Les « vrais » galeristes sont de plus en plus rares. Cela se vérifie à Paris et qui plus est en province où un tel engagement tient du sacerdoce. Certains petites villes toutefois s’enorgueillissent de « créateurs » d’artistes. Chambéry fait partie de ces exceptions. Christophe Mottet impose sa « vue de l’esprit » sans la moindre concession à un art de décoration ou d’amusement. Il défend des œuvres qui nourrissent sa propre recherche sur le temps, l’espace, leur vide, l’effacement. Théodore Mann est le jeune créateur que la galerie représente avec force. Souvent sur un support non vierge (page de cahier ou de livre), l’artiste tarit les possibilités de lecture afin de faire surgir un autre espace. Il y a à la fois scission, biffure au profit d’une autre forme d’injonction intempestive. Sur le plan, l’image fantôme s’élance collectant vide et silence. Mouvements (à la Michaux), coupes, substitutions ouvrent un grabat pluvieux ou noir. Il montre lui aussi son vide. Reste une passerelle de formes minimales aux potentialités inaltérables.
Entretien :
Qu’est-ce qui vous fait lever le matin ?
Un artichaut mort. Mon père pantinisé en squelette dansant. Mon coeur et quelquefois une goutte de rosée sur les paupières.

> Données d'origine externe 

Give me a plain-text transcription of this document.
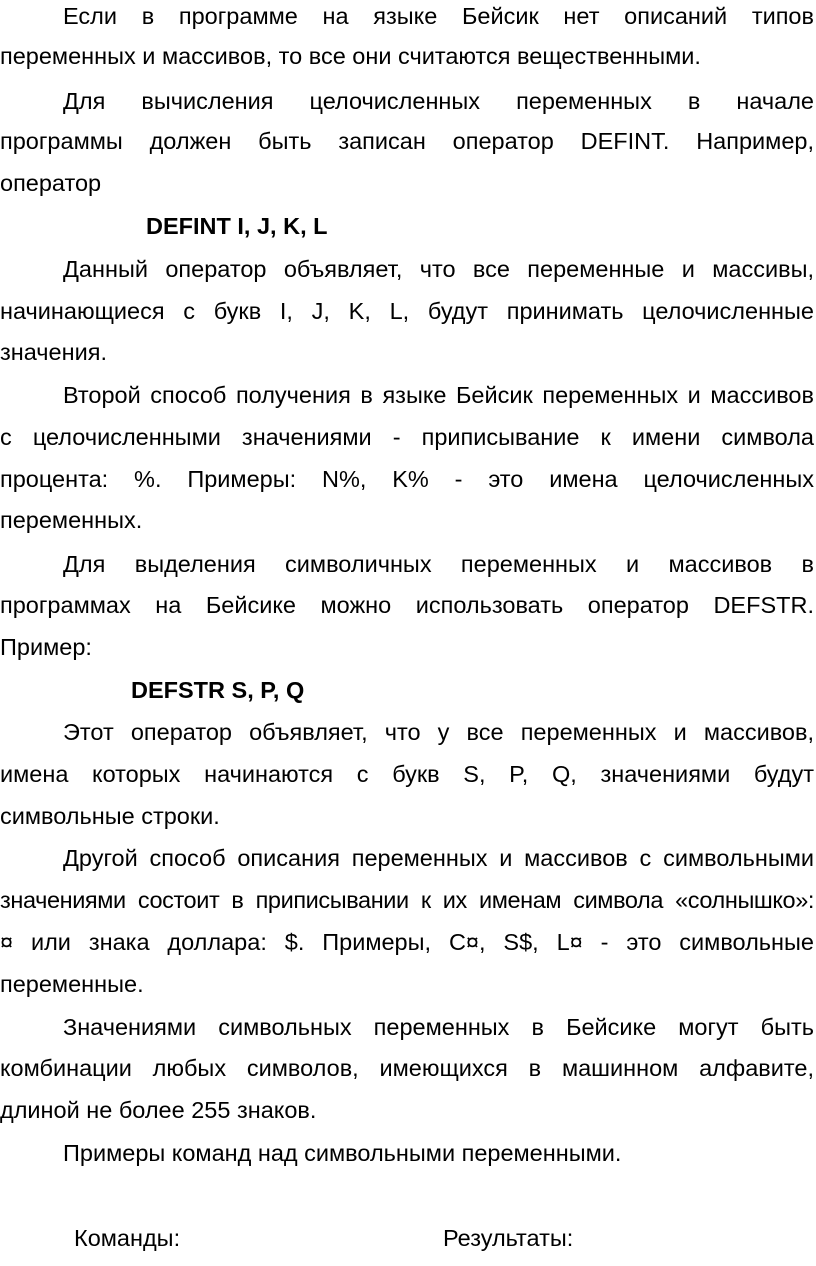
Если в программе на языке Бейсик нет описаний типов
переменных и массивов, то все они считаются вещественными.
Для вычисления целочисленных переменных в начале
программы должен быть записан оператор DEFINT. Например,
оператор
DEFINT I, J, K, L
Данный оператор объявляет, что все переменные и массивы,
начинающиеся с букв I, J, K, L, будут принимать целочисленные
значения.
Второй способ получения в языке Бейсик переменных и массивов
с целочисленными значениями - приписывание к имени символа
процента: %. Примеры: N%, K% - это имена целочисленных
переменных.
Для выделения символичных переменных и массивов в
программах на Бейсике можно использовать оператор DEFSTR.
Пример:
DEFSTR S, P, Q
Этот оператор объявляет, что у все переменных и массивов,
имена которых начинаются с букв S, P, Q, значениями будут
символьные строки.
Другой способ описания переменных и массивов с символьными
значениями состоит в приписывании к их именам символа «солнышко»:
¤ или знака доллара: $. Примеры, C¤, S$, L¤ - это символьные
переменные.
Значениями символьных переменных в Бейсике могут быть
комбинации любых символов, имеющихся в машинном алфавите,
длиной не более 255 знаков.
Примеры команд над символьными переменными.
Команды:	Результаты:
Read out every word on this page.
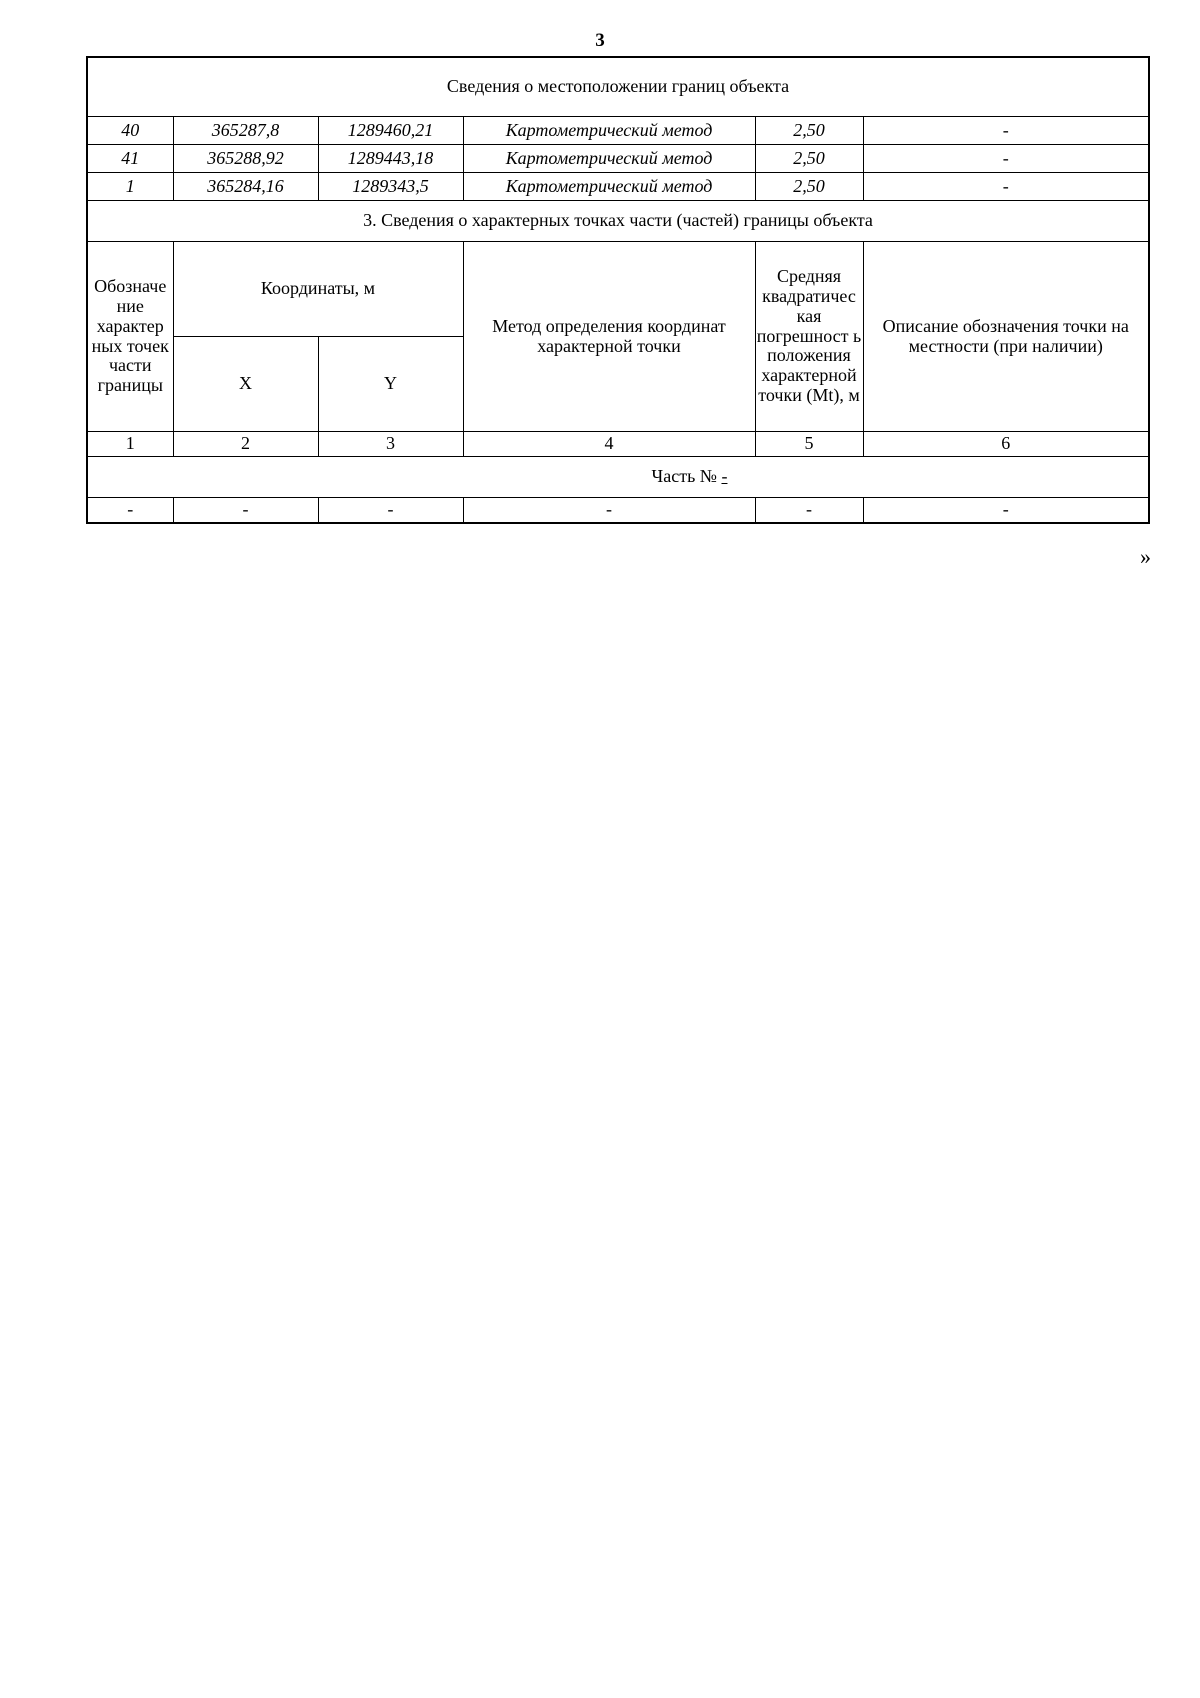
3
Сведения о местоположении границ объекта					
40	365287,8	1289460,21	Картометрический метод	2,50	-
41	365288,92	1289443,18	Картометрический метод	2,50	-
1	365284,16	1289343,5	Картометрический метод	2,50	-
3. Сведения о характерных точках части (частей) границы объекта					
Обозначе ние характер ных точек части границы	Координаты, м		Метод определения координат характерной точки	Средняя квадратичес кая погрешност ь положения характерной точки (Mt), м	Описание обозначения точки на местности (при наличии)
	X	Y			
1	2	3	4	5	6
Часть № -					
-	-	-	-	-	-
»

Que sont devenus vos rêves d’enfant ?
À sa manière, l’archéologue qui sommeille en moi continue lui aussi de creuser.
À quoi avez-vous renoncé ?
Aux estrades lumineuses et aux coiffeurs.
D’où venez-vous ?
D’une matérialité neutre et odorante.
Qu’avez-vous reçu en dot ?
Un beau sourire, deux yeux de fruits secs et une mâchoire qui déraille. Le droit d’aller comprendre le fonctionnement d’une pile dans une grotte de nuit noire.
Qu’avez-vous dû « plaquer » pour votre travail ?
En rien, il ne s’agit d’un travail. À peine une occupation.
Un petit plaisir — quotidien ou non ?
Si l’occasion se présente, plonger mes mains dans les viscères d’une sardine, la vider, lui trancher la tête et puis l’avaler cuite ou crue.
Qu’est-ce qui vous distingue des autres artistes et poètes ?
Je ne les connais que peu, et je leur laisse volontiers le soin d’en savoir davantage a mon sujet.
Quelle fut l’image première qui esthétiquement vous interpela ?
L’angle métallique d’un ascenseur froid et rouge de la région Lyonnaise. Quatre ans.
Et votre première lecture ?
“Monsieur maladroit”.
Pourquoi votre attirance vers le dessin sur support non vierge ?
Peut-être bien la peur du vide. Le blanc du coton (ou même un lin brunâtre), le vierge donc, dégagent une force absente qui fait mal au crâne. Pour un migraineux, ce qu’entre autres animaux je suis, cette couleur est à bannir, au même titre que l’intérieur des musées et des hôpitaux, par ailleurs semblables sur bien des aspects, désespérément vide de toute humanité.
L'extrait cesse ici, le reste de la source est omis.